— Ненавижу… ненавижу… — рвалась она из себя, — животное, педераст, грязная тварь…
Эта неистовость длилась минуты или часы, я потерял чувство времени, на улице была ночь, шел дождь, пела водосточная труба, в распахнутое окно вливалась влажная прохлада, мы с Катариной оба дрожали. Она действительно описалась, я чувствовал острый запах ее извергнутого страдания, впитавшегося в матрас.
— Папа здесь, папа с тобой… — бессвязно бормотал я.
— Мне тяжело… и ты мне мешаешь дышать, — в какой-то миг сказала Катарина, и я понял, что самое страшное уже позади. Светало. Блеклый предрассветный морок показался мне прекрасным. «Теперь мне осталось завершить лишь одно, — мелькнула в голове удивившая меня мысль, — остался только этот… Акула!»

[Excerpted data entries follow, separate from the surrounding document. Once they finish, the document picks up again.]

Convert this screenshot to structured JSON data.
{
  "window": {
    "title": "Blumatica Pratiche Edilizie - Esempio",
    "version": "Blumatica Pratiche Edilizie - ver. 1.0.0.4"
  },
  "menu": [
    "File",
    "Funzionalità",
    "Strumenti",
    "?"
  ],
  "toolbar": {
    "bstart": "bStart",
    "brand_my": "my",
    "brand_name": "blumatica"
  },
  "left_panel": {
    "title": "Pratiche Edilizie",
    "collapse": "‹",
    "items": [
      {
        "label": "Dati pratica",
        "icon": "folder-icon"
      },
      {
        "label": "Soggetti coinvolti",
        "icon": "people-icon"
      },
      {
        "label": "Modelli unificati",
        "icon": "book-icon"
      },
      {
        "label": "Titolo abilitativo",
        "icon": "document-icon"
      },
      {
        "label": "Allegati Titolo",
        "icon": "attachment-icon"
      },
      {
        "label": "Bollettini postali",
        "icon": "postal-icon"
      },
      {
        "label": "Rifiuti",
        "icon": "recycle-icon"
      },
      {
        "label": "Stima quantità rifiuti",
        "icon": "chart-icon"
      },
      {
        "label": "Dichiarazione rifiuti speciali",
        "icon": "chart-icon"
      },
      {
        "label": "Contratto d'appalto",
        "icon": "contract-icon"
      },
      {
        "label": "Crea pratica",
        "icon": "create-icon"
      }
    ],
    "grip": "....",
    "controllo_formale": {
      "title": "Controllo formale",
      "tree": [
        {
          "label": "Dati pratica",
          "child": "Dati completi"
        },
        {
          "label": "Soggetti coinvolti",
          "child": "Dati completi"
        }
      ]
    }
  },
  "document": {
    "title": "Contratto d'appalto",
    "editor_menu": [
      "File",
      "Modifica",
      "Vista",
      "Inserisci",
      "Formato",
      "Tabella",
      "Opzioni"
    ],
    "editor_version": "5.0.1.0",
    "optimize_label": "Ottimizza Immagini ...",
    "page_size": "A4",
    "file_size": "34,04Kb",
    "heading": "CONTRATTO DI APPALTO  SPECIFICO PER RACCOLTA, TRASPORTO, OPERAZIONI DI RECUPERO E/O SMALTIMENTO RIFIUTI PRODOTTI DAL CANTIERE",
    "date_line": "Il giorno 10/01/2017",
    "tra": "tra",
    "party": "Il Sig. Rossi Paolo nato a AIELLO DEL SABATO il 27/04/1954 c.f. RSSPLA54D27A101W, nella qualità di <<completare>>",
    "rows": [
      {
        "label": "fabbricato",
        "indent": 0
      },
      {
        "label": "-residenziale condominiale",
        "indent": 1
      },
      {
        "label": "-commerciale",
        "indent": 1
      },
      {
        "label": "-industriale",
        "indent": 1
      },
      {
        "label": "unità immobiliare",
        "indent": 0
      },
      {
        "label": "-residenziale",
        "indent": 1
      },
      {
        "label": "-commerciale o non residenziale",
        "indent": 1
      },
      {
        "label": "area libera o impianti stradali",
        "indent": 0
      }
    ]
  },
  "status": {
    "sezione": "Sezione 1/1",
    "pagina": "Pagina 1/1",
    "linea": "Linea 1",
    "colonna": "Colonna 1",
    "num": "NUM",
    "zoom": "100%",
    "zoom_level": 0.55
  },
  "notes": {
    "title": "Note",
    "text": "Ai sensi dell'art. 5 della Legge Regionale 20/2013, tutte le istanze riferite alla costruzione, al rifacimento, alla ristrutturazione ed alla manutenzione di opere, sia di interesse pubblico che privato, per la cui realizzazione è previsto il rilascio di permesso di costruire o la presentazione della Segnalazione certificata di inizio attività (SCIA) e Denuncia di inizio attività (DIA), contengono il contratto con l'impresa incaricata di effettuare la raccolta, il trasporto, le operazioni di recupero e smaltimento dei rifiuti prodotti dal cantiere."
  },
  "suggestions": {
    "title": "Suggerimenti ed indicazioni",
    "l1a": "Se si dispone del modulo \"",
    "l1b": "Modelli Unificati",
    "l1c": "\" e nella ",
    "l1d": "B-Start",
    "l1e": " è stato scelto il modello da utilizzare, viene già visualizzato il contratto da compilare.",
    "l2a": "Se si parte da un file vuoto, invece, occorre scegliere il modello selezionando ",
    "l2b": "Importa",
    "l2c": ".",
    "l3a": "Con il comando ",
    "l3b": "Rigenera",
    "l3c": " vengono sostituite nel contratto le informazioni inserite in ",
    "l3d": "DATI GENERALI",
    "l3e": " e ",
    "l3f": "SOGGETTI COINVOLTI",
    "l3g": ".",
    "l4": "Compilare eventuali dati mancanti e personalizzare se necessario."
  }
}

В следующие полтора месяца Катарина пережила еще четыре ломки, но куда более легкие, поверхностные, я бы сказал, человеческие, в том смысле, что мы не теряли голову. Она всегда заранее предупреждала меня об их приближении, не подвела ни разу, не обманула, а взамен я позволил ей рассказывать, что она чувствует, разрешая погружаться в скользкое утешительное течение слов, вербализировать взрывные спазмы сознания и плоти. Мы говорили помногу и обо всем, словно обретая друг друга в этом вынужденном одиночестве, почувствовав, наконец, что она моя дочь, а я ее отец.
Потянулись медлительные скучные дни. Свет, созрев у нас на глазах, приобрел золотистый оттенок осени, зелень совсем скукожилась, ласточки научили птенцов летать. И я, и Катарина уже понимали — теперь она выздоровела. Когда четырнадцатого сентября, в канун первого школьного дня, я загрузил в машину наш багаж и закрыл на ключ дачу, возвращая ее паукам и запустению, Катарина подошла и крепко обняла меня. В руках у нее были отцовские ремни.
— Я люблю тебя, пап…
Я вздрогнул и почувствовал, что земля уходит у меня из-под ног.
— Но никогда не прощу!
— Почему? — я не смел посмотреть ей в глаза.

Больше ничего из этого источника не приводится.